こんにちは!枚方の司法書士 尾花健介です。

もちろん枚方だけでなく、寝屋川市、香里園、樟葉、守口市、門真市、四条畷市、東大阪市など、枚方を中心とした関西全域に対応している司法書士として活動しております。

さて、今回は、成年後見制度の申立手続についてご説明いたします。

成年後見制度とは、後見人(保佐人、補助人)が精神上の障害により判断能力が十分でない方々の財産管理や身上監護を行い、支援・援助するための制度です。

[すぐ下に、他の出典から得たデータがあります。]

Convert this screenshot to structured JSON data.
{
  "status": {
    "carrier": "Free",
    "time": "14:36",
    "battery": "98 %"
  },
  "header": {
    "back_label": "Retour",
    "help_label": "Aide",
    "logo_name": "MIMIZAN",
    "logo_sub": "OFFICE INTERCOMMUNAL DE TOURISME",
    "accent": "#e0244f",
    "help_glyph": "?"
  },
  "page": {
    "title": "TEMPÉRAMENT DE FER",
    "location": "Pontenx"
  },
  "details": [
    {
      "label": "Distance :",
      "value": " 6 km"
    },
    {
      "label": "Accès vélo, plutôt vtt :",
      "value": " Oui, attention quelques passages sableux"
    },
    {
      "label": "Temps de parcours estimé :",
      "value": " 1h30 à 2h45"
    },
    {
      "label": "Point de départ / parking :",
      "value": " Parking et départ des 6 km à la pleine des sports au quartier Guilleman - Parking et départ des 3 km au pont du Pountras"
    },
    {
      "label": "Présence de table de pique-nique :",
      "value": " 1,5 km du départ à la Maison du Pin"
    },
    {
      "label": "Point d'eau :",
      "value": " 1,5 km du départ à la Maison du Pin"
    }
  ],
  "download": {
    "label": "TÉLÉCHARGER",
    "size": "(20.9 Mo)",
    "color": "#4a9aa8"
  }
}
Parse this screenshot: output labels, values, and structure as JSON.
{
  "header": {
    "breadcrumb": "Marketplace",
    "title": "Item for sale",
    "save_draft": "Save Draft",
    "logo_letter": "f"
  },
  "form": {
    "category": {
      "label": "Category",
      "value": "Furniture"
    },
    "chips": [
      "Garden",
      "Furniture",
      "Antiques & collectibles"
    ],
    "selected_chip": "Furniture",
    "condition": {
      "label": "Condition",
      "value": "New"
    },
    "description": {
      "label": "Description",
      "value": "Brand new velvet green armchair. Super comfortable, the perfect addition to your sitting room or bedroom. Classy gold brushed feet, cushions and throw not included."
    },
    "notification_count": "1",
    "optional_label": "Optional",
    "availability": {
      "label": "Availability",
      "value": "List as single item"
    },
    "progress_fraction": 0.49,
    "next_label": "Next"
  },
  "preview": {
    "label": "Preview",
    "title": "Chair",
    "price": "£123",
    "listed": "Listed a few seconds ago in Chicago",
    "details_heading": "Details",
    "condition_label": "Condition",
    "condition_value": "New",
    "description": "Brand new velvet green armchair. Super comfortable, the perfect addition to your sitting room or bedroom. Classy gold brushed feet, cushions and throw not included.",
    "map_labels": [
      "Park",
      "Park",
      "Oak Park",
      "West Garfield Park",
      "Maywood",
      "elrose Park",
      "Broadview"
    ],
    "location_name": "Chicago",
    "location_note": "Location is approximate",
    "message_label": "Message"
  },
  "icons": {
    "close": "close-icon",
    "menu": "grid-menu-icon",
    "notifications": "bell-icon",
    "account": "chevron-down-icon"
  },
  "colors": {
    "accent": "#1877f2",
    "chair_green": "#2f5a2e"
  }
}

遺産分割協議やご本人の財産管理等で、成年後見制度の利用が必要になった場合、成年後見制度の申立手続は大変時間(概ね2~3ケ月程度)がかかるので、早めに準備に取り掛かることをオススメします。

 成年後見人等の選任申立

 法定後見人(後見、保佐、補助)選任の申立ては、被後見人となられる方、ご本人の住所地を管轄する、家庭裁判所に申立てをします。

申立人になれるのは、本人、配偶者、四親等内の親族等に限られます。

成年後見人等には、親族に限らず、弁護士や司法書士、社会福祉士などの専門家が選任される場合もあります。

成年後見人等になるための特別な資格などは特にありませんが、成年後見人等は、申立てのきっかけとなったこと(不動産の取引や遺産分割協議、金銭の貸し借りなど)が終わった後も、本人が亡くなるか、判断能力が回復するまで職務が継続することになるため、注意が必要です。

また、一度、申立書を提出すると、本人の死亡等など特別の理由が無い限り、審判の停止や申立書を取り下げることは出来ません。

 選任手続きには、申立手数料として800円、登記手数料として2600円分の収入印紙が必要になります。また、収入印紙の他に、家庭裁判所から申立の内容についての関係者との、連絡用切手も提出することなります。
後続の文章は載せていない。